Good and bad advice to your financial advisor

2022-01-27

Both points that are made today in the ETF Insider report at FinancialAdvisorIQ.com have been discussed by me repeatedly here in the blog and coincidentally in my upcoming book “120 Lessons in Capital Markets”.

Welcome to this week’s ETF Insider. We’re looking at two tools in advisors’ ETF portfolio construction kit and how to wield them in tumultuous markets like these.

Some big sector ETFs are going to get a makeover next year, as S&P and MSCI shift where big companies like Visa and Target fit within their industry classification system. This upcoming change is a good reminder to advisors to look under the hood of such products to ensure that what you expect a given sector fund to include matches what’s inside.

Currency-hedged strategies, meanwhile, are shining as investors wait for Federal Reserve interest rate hikes and watch the soaring U.S. dollar. The problem is that some advisors and clients were burned by the products years ago and are missing out, now that the funds are showcasing their benefits. We’ll also look at BlackRock’s plans for a blockchain ETF amid turmoil in the crypto markets.
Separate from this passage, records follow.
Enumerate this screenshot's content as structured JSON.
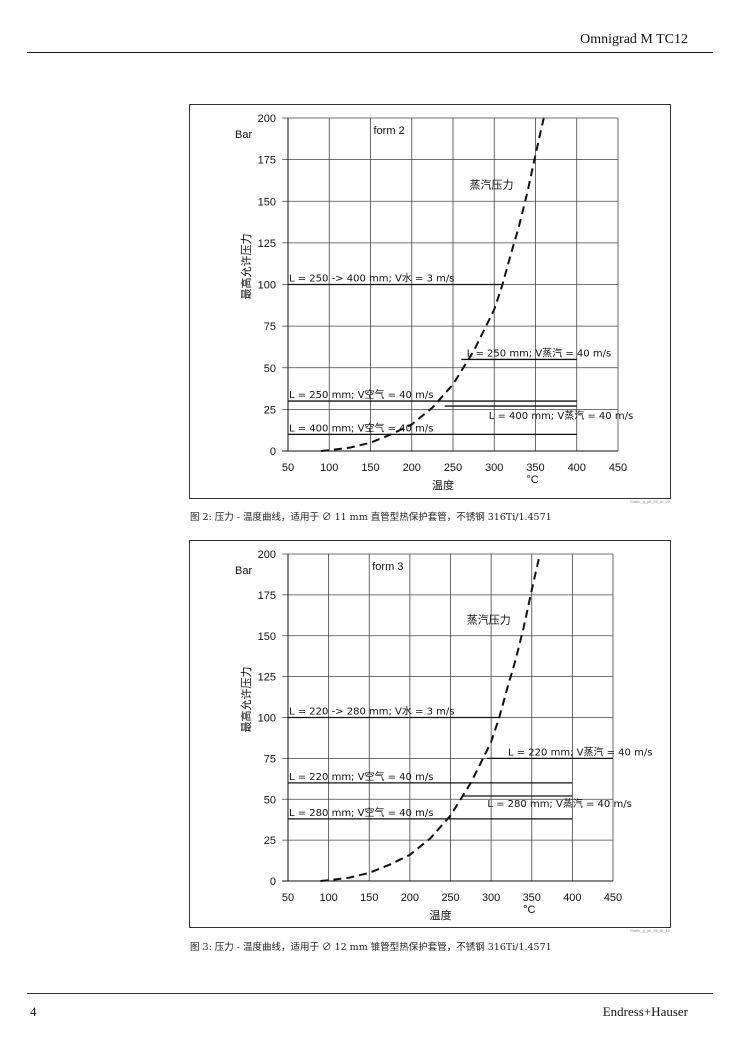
{
  "header": {
    "title": "Omnigrad M TC12"
  },
  "footer": {
    "page_number": "4",
    "brand": "Endress+Hauser"
  },
  "figures": [
    {
      "caption": "图 2: 压力 - 温度曲线，适用于 ∅ 11 mm 直管型热保护套管，不锈钢 316Ti/1.4571",
      "credit": "Grafic_g_pll_05_th_00",
      "chart_data": {
        "type": "line",
        "title": "",
        "form_label": "form 2",
        "ylabel": "最高允许压力",
        "yunit": "Bar",
        "xlabel": "温度",
        "xunit": "°C",
        "xlim": [
          50,
          450
        ],
        "ylim": [
          0,
          200
        ],
        "x_ticks": [
          50,
          100,
          150,
          200,
          250,
          300,
          350,
          400,
          450
        ],
        "y_ticks": [
          0,
          25,
          50,
          75,
          100,
          125,
          150,
          175,
          200
        ],
        "grid": true,
        "curve_label": "蒸汽压力",
        "curve": {
          "style": "dashed",
          "x": [
            90,
            100,
            125,
            150,
            175,
            200,
            225,
            250,
            275,
            300,
            310,
            320,
            330,
            340,
            350,
            360
          ],
          "y": [
            0,
            0.5,
            2,
            5,
            10,
            16,
            26,
            40,
            60,
            85,
            100,
            118,
            135,
            155,
            178,
            200
          ]
        },
        "limit_lines": [
          {
            "label": "L = 250 -> 400 mm;   V水 = 3 m/s",
            "y": 100,
            "x_start": 50,
            "x_end": 310
          },
          {
            "label": "L = 250 mm; V蒸汽 = 40 m/s",
            "y": 55,
            "x_start": 260,
            "x_end": 400
          },
          {
            "label": "L = 250 mm;   V空气 = 40 m/s",
            "y": 30,
            "x_start": 50,
            "x_end": 400
          },
          {
            "label": "L = 400 mm; V蒸汽 = 40 m/s",
            "y": 27,
            "x_start": 240,
            "x_end": 400
          },
          {
            "label": "L = 400 mm; V空气 = 40 m/s",
            "y": 10,
            "x_start": 50,
            "x_end": 400
          }
        ]
      }
    },
    {
      "caption": "图 3: 压力 - 温度曲线，适用于 ∅ 12 mm 锥管型热保护套管，不锈钢 316Ti/1.4571",
      "credit": "Grafic_g_pll_05_th_10",
      "chart_data": {
        "type": "line",
        "title": "",
        "form_label": "form 3",
        "ylabel": "最高允许压力",
        "yunit": "Bar",
        "xlabel": "温度",
        "xunit": "°C",
        "xlim": [
          50,
          450
        ],
        "ylim": [
          0,
          200
        ],
        "x_ticks": [
          50,
          100,
          150,
          200,
          250,
          300,
          350,
          400,
          450
        ],
        "y_ticks": [
          0,
          25,
          50,
          75,
          100,
          125,
          150,
          175,
          200
        ],
        "grid": true,
        "curve_label": "蒸汽压力",
        "curve": {
          "style": "dashed",
          "x": [
            90,
            100,
            125,
            150,
            175,
            200,
            225,
            250,
            275,
            300,
            310,
            320,
            330,
            340,
            350,
            360
          ],
          "y": [
            0,
            0.5,
            2,
            5,
            10,
            16,
            26,
            40,
            60,
            85,
            100,
            118,
            135,
            155,
            178,
            200
          ]
        },
        "limit_lines": [
          {
            "label": "L = 220 -> 280 mm;   V水 = 3 m/s",
            "y": 100,
            "x_start": 50,
            "x_end": 310
          },
          {
            "label": "L = 220 mm; V蒸汽 = 40 m/s",
            "y": 75,
            "x_start": 295,
            "x_end": 450
          },
          {
            "label": "L = 220 mm;   V空气 = 40 m/s",
            "y": 60,
            "x_start": 50,
            "x_end": 400
          },
          {
            "label": "L = 280 mm; V蒸汽 = 40 m/s",
            "y": 52,
            "x_start": 265,
            "x_end": 400
          },
          {
            "label": "L = 280 mm;   V空气 = 40 m/s",
            "y": 38,
            "x_start": 50,
            "x_end": 400
          }
        ]
      }
    }
  ]
}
The first point is about the Global Industry Classification System (GICS), which is my trading compass.

In Lesson 5 (“Traders Need Structure”) of the draft that I already submitted to the book publisher, I wrote as follows:

Contrary to common perception and the claims of some academics, thankfully the capital market is well organized. There are well-thought-out market sector and industry classification systems that enable traders to grasp market dynamics. Without such systems, the capital market would be even more chaotic than it appears to the average person.

In this discussion, you must appreciate that classification systems often err in classifying companies, at least in the eyes of the beholder. For some of you, Apple is a technology company whereas others see it as a Media company, and others as a Music company and others as a Retailer. There is no doubt that Apple has widely varied business segments and maybe should just be classified, like Warren Buffett’s Berkshire Hathaway, as a Conglomerate.
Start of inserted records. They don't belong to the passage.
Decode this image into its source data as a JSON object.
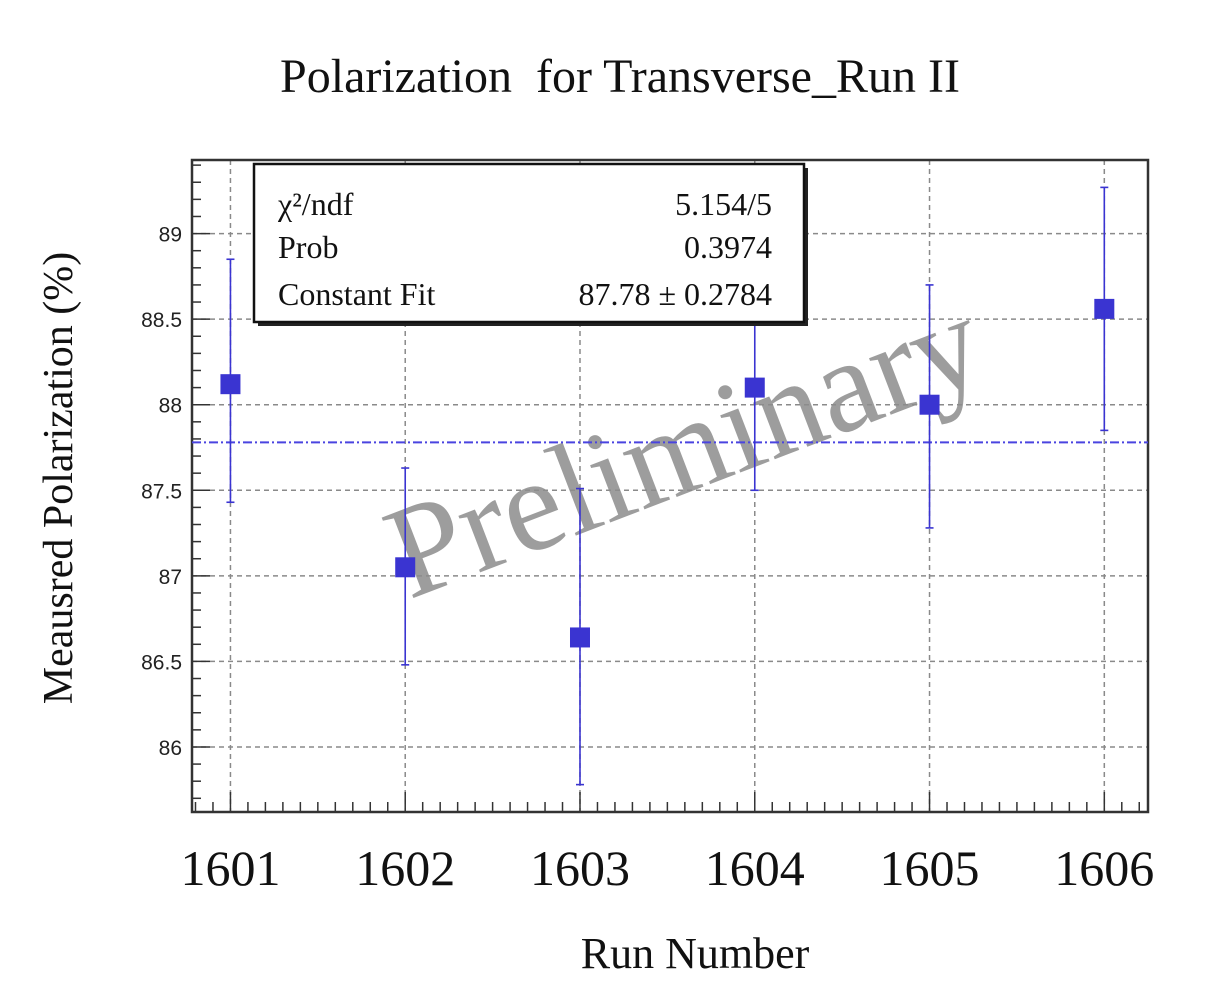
{
  "chart_data": {
    "type": "scatter",
    "title": "Polarization  for Transverse_Run II",
    "xlabel": "Run Number",
    "ylabel": "Meausred Polarization (%)",
    "x": [
      1601,
      1602,
      1603,
      1604,
      1605,
      1606
    ],
    "x_tick_labels": [
      "1601",
      "1602",
      "1603",
      "1604",
      "1605",
      "1606"
    ],
    "xlim": [
      1600.78,
      1606.25
    ],
    "ylim": [
      85.62,
      89.43
    ],
    "y_ticks": [
      86,
      86.5,
      87,
      87.5,
      88,
      88.5,
      89
    ],
    "y_tick_labels": [
      "86",
      "86.5",
      "87",
      "87.5",
      "88",
      "88.5",
      "89"
    ],
    "grid": true,
    "series": [
      {
        "values": [
          88.12,
          87.05,
          86.64,
          88.1,
          88.0,
          88.56
        ],
        "err_low": [
          87.43,
          86.48,
          85.78,
          87.5,
          87.28,
          87.85
        ],
        "err_high": [
          88.85,
          87.63,
          87.51,
          88.7,
          88.7,
          89.27
        ],
        "color": "#3a34d1",
        "marker": "square"
      }
    ],
    "fit": {
      "type": "constant",
      "value": 87.78,
      "color": "#4a44e0",
      "style": "dashed"
    },
    "stats_box": {
      "rows": [
        {
          "label": "χ²/ndf",
          "value": "5.154/5"
        },
        {
          "label": "Prob",
          "value": "0.3974"
        },
        {
          "label": "Constant Fit",
          "value": "87.78 ± 0.2784"
        }
      ],
      "placement": "top-left"
    },
    "watermark": {
      "text": "Preliminary",
      "color": "#8c8c8c"
    }
  }
}
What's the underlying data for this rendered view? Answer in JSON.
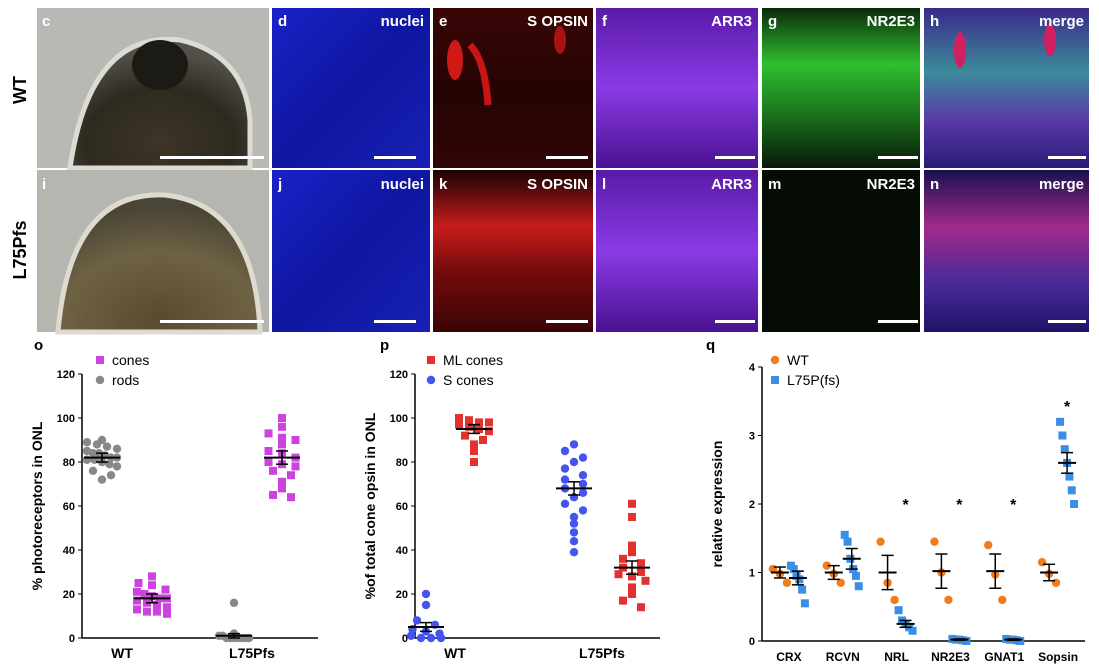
{
  "rows": [
    "WT",
    "L75Pfs"
  ],
  "panels_top": [
    {
      "letter": "c",
      "label": ""
    },
    {
      "letter": "d",
      "label": "nuclei"
    },
    {
      "letter": "e",
      "label": "S OPSIN"
    },
    {
      "letter": "f",
      "label": "ARR3"
    },
    {
      "letter": "g",
      "label": "NR2E3"
    },
    {
      "letter": "h",
      "label": "merge"
    }
  ],
  "panels_bottom": [
    {
      "letter": "i",
      "label": ""
    },
    {
      "letter": "j",
      "label": "nuclei"
    },
    {
      "letter": "k",
      "label": "S OPSIN"
    },
    {
      "letter": "l",
      "label": "ARR3"
    },
    {
      "letter": "m",
      "label": "NR2E3"
    },
    {
      "letter": "n",
      "label": "merge"
    }
  ],
  "colors": {
    "cones": "#cc44dd",
    "rods": "#888888",
    "ml_cones": "#e53030",
    "s_cones": "#4455ee",
    "wt": "#f07c1e",
    "l75p": "#3a8ee6"
  },
  "chart_data": [
    {
      "panel": "o",
      "type": "scatter",
      "ylabel": "% photoreceptors in ONL",
      "ylim": [
        0,
        120
      ],
      "yticks": [
        0,
        20,
        40,
        60,
        80,
        100,
        120
      ],
      "categories": [
        "WT",
        "L75Pfs"
      ],
      "legend": [
        "cones",
        "rods"
      ],
      "series": [
        {
          "name": "rods",
          "group": "WT",
          "mean": 82,
          "sem": 2,
          "values": [
            90,
            89,
            88,
            87,
            86,
            85,
            84,
            84,
            83,
            82,
            82,
            81,
            81,
            80,
            79,
            78,
            76,
            74,
            72
          ]
        },
        {
          "name": "cones",
          "group": "WT",
          "mean": 18,
          "sem": 2,
          "values": [
            28,
            25,
            24,
            22,
            21,
            20,
            19,
            18,
            18,
            17,
            16,
            15,
            14,
            13,
            12,
            12,
            11
          ]
        },
        {
          "name": "cones",
          "group": "L75Pfs",
          "mean": 82,
          "sem": 3,
          "values": [
            100,
            96,
            93,
            91,
            90,
            88,
            85,
            84,
            82,
            80,
            79,
            78,
            76,
            74,
            71,
            68,
            65,
            64
          ]
        },
        {
          "name": "rods",
          "group": "L75Pfs",
          "mean": 1,
          "sem": 1,
          "values": [
            16,
            2,
            1,
            1,
            0,
            0,
            0,
            0,
            0,
            0,
            0
          ]
        }
      ]
    },
    {
      "panel": "p",
      "type": "scatter",
      "ylabel": "%of total cone opsin in ONL",
      "ylim": [
        0,
        120
      ],
      "yticks": [
        0,
        20,
        40,
        60,
        80,
        100,
        120
      ],
      "categories": [
        "WT",
        "L75Pfs"
      ],
      "legend": [
        "ML cones",
        "S cones"
      ],
      "series": [
        {
          "name": "S cones",
          "group": "WT",
          "mean": 5,
          "sem": 2,
          "values": [
            20,
            15,
            8,
            6,
            4,
            3,
            2,
            1,
            0,
            0,
            0
          ]
        },
        {
          "name": "ML cones",
          "group": "WT",
          "mean": 95,
          "sem": 2,
          "values": [
            100,
            99,
            98,
            98,
            97,
            96,
            95,
            94,
            92,
            90,
            88,
            85,
            80
          ]
        },
        {
          "name": "S cones",
          "group": "L75Pfs",
          "mean": 68,
          "sem": 3,
          "values": [
            88,
            85,
            82,
            80,
            77,
            74,
            72,
            70,
            68,
            66,
            64,
            61,
            58,
            55,
            52,
            48,
            44,
            39
          ]
        },
        {
          "name": "ML cones",
          "group": "L75Pfs",
          "mean": 32,
          "sem": 3,
          "values": [
            61,
            55,
            42,
            39,
            36,
            34,
            32,
            30,
            29,
            28,
            26,
            23,
            20,
            17,
            14
          ]
        }
      ]
    },
    {
      "panel": "q",
      "type": "scatter",
      "ylabel": "relative expression",
      "ylim": [
        0,
        4
      ],
      "yticks": [
        0,
        1,
        2,
        3,
        4
      ],
      "categories": [
        "CRX",
        "RCVN",
        "NRL",
        "NR2E3",
        "GNAT1",
        "Sopsin"
      ],
      "legend": [
        "WT",
        "L75P(fs)"
      ],
      "significance": [
        "",
        "",
        "*",
        "*",
        "*",
        "*"
      ],
      "series": [
        {
          "name": "WT",
          "means": [
            1.0,
            1.0,
            1.0,
            1.02,
            1.02,
            1.0
          ],
          "sems": [
            0.08,
            0.1,
            0.25,
            0.25,
            0.25,
            0.12
          ],
          "values": [
            [
              1.05,
              0.98,
              0.85
            ],
            [
              1.1,
              0.98,
              0.85
            ],
            [
              1.45,
              0.85,
              0.6
            ],
            [
              1.45,
              1.0,
              0.6
            ],
            [
              1.4,
              0.97,
              0.6
            ],
            [
              1.15,
              0.98,
              0.85
            ]
          ]
        },
        {
          "name": "L75P(fs)",
          "means": [
            0.92,
            1.2,
            0.25,
            0.02,
            0.02,
            2.6
          ],
          "sems": [
            0.1,
            0.15,
            0.05,
            0.01,
            0.01,
            0.15
          ],
          "values": [
            [
              1.1,
              1.05,
              0.95,
              0.9,
              0.75,
              0.55
            ],
            [
              1.55,
              1.45,
              1.2,
              1.05,
              0.95,
              0.8
            ],
            [
              0.45,
              0.3,
              0.25,
              0.2,
              0.15
            ],
            [
              0.03,
              0.02,
              0.02,
              0.01,
              0.0
            ],
            [
              0.03,
              0.02,
              0.02,
              0.01,
              0.0
            ],
            [
              3.2,
              3.0,
              2.8,
              2.6,
              2.4,
              2.2,
              2.0
            ]
          ]
        }
      ]
    }
  ]
}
But here’s the thing: without classification systems, our lives would be more difficult than necessary. Take for example the supermarket. There are sections and aisles to guide shoppers to an efficient shopping experience. Without structure and say fruits and vegetables, dairy, canned goods, meats, seafoods, breads, health and beauty, and beer and wine, were interspersed throughout the store, we would be quite unhappy. Sometimes, the stores do put certain products in unaccustomed sections, which is why we tend to frequent the stores we know. So, in the GICS system, if Apple (AAPL) is classified in one place only, then at least we know where to look for it even if the place is not to our liking.
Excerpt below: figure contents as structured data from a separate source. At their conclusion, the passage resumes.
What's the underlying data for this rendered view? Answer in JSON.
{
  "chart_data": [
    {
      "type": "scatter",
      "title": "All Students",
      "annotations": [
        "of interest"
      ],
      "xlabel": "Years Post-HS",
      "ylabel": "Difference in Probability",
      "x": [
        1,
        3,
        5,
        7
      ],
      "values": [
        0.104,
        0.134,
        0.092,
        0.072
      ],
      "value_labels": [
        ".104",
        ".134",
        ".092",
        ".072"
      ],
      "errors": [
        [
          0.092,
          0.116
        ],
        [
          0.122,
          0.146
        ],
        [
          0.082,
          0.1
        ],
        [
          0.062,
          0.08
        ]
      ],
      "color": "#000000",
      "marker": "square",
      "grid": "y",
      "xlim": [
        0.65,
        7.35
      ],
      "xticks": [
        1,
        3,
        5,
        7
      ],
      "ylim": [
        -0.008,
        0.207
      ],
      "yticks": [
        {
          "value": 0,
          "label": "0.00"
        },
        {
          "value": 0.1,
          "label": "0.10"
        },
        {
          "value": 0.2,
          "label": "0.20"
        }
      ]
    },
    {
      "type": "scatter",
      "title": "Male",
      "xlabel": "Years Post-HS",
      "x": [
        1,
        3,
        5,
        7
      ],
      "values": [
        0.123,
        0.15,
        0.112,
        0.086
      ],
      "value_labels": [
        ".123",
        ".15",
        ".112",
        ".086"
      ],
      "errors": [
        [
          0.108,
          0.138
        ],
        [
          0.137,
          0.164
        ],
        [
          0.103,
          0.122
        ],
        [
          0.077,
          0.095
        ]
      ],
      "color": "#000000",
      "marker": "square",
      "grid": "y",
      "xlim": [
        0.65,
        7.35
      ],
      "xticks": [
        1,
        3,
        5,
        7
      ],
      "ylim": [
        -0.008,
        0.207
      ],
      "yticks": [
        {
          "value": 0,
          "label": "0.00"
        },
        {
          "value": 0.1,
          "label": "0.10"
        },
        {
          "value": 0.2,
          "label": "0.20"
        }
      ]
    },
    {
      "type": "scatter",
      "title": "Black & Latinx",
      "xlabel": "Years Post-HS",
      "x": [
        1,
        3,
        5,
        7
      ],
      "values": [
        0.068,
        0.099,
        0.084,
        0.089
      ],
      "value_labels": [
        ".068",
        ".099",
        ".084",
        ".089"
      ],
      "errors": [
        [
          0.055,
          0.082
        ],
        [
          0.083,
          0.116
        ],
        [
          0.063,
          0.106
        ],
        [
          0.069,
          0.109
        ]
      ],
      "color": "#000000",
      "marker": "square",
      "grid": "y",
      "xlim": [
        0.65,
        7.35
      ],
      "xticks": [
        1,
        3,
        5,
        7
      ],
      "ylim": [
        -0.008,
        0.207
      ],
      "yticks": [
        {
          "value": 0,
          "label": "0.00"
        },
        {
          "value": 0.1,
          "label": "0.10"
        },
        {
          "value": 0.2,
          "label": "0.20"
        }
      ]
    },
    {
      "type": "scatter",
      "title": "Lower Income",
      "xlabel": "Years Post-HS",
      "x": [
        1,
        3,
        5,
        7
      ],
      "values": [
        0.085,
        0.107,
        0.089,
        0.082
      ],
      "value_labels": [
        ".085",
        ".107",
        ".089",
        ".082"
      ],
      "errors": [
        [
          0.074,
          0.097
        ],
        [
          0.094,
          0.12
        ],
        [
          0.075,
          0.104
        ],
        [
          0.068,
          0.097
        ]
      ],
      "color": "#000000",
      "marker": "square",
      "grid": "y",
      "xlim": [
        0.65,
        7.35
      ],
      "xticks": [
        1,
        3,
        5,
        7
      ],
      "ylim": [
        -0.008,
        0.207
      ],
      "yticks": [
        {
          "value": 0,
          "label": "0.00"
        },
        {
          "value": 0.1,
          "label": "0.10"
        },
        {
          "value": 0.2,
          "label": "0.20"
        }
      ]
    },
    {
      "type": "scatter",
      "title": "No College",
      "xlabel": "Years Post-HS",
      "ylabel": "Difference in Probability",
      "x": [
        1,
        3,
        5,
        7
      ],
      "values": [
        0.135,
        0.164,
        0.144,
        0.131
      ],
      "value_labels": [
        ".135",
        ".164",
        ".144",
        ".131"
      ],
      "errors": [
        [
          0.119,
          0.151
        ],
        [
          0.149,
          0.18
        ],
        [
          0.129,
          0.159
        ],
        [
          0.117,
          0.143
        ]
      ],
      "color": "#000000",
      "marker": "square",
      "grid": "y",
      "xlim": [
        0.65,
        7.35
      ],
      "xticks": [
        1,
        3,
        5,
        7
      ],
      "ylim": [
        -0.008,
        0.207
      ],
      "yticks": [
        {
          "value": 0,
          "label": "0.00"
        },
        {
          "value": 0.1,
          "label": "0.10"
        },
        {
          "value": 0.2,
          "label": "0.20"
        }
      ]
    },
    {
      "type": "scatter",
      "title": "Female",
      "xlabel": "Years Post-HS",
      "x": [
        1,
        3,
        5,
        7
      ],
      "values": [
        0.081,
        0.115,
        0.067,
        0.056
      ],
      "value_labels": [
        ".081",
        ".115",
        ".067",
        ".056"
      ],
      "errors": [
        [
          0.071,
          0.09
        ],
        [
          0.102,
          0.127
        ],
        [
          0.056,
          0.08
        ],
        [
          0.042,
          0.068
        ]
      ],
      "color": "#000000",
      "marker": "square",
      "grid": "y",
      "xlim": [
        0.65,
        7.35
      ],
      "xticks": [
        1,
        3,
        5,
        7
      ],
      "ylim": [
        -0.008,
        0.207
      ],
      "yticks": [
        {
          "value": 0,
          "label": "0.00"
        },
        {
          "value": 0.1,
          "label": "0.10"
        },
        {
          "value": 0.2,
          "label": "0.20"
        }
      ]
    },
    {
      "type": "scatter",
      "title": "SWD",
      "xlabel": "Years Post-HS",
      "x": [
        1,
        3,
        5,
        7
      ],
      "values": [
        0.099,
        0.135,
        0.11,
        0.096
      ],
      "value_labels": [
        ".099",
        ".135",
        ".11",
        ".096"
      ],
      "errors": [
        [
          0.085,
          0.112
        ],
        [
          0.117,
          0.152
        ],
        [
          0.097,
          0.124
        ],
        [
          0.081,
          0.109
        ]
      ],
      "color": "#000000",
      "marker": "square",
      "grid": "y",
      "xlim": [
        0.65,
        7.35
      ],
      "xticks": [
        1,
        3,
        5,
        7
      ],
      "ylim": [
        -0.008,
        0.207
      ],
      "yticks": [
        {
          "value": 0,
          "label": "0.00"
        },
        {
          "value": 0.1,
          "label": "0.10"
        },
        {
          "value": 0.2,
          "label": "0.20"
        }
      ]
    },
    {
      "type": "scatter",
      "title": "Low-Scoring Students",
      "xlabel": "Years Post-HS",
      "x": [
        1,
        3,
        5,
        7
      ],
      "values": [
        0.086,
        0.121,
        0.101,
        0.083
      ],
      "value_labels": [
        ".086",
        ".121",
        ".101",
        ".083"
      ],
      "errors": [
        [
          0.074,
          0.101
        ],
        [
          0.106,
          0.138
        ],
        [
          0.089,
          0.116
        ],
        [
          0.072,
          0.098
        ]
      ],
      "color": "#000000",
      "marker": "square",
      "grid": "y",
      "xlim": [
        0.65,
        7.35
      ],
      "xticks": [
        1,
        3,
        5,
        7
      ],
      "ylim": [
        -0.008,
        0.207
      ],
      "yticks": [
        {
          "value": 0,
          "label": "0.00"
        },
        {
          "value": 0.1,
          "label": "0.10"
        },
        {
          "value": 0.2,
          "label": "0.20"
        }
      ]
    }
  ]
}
Some of you will recall my expose of a named Marijuana ETF where the constituents were almost all tobacco companies. The name was strictly a marketing hook, to hell with reality. As I write this, with CNBC in the background I see a TV commercial that exclaims “Ground Beef Free for Life”. How far down this marketing rabbit hole does the industry want to get before class-action lawyers start suing for fraud?

As FinancialAdvisorIQ points out, “This upcoming change is a good reminder to advisors to look under the (ETF) hood”.

And speaking about ETFs, you know I have a chapter on them. I actually wrote eight chapters that included info on ETFs, but only in one of them do I tell the reader exactly what I think, which is to say don’t trade them because they are tools of Wall Street fraud artists.

That brings me to the second point made in the FinancialAdvisorIQ article, which is the introduction of “BlackRock’s plans for a blockchain ETF”.

Well, you can already guess what I think of that, so I’ll get back to my breakfast.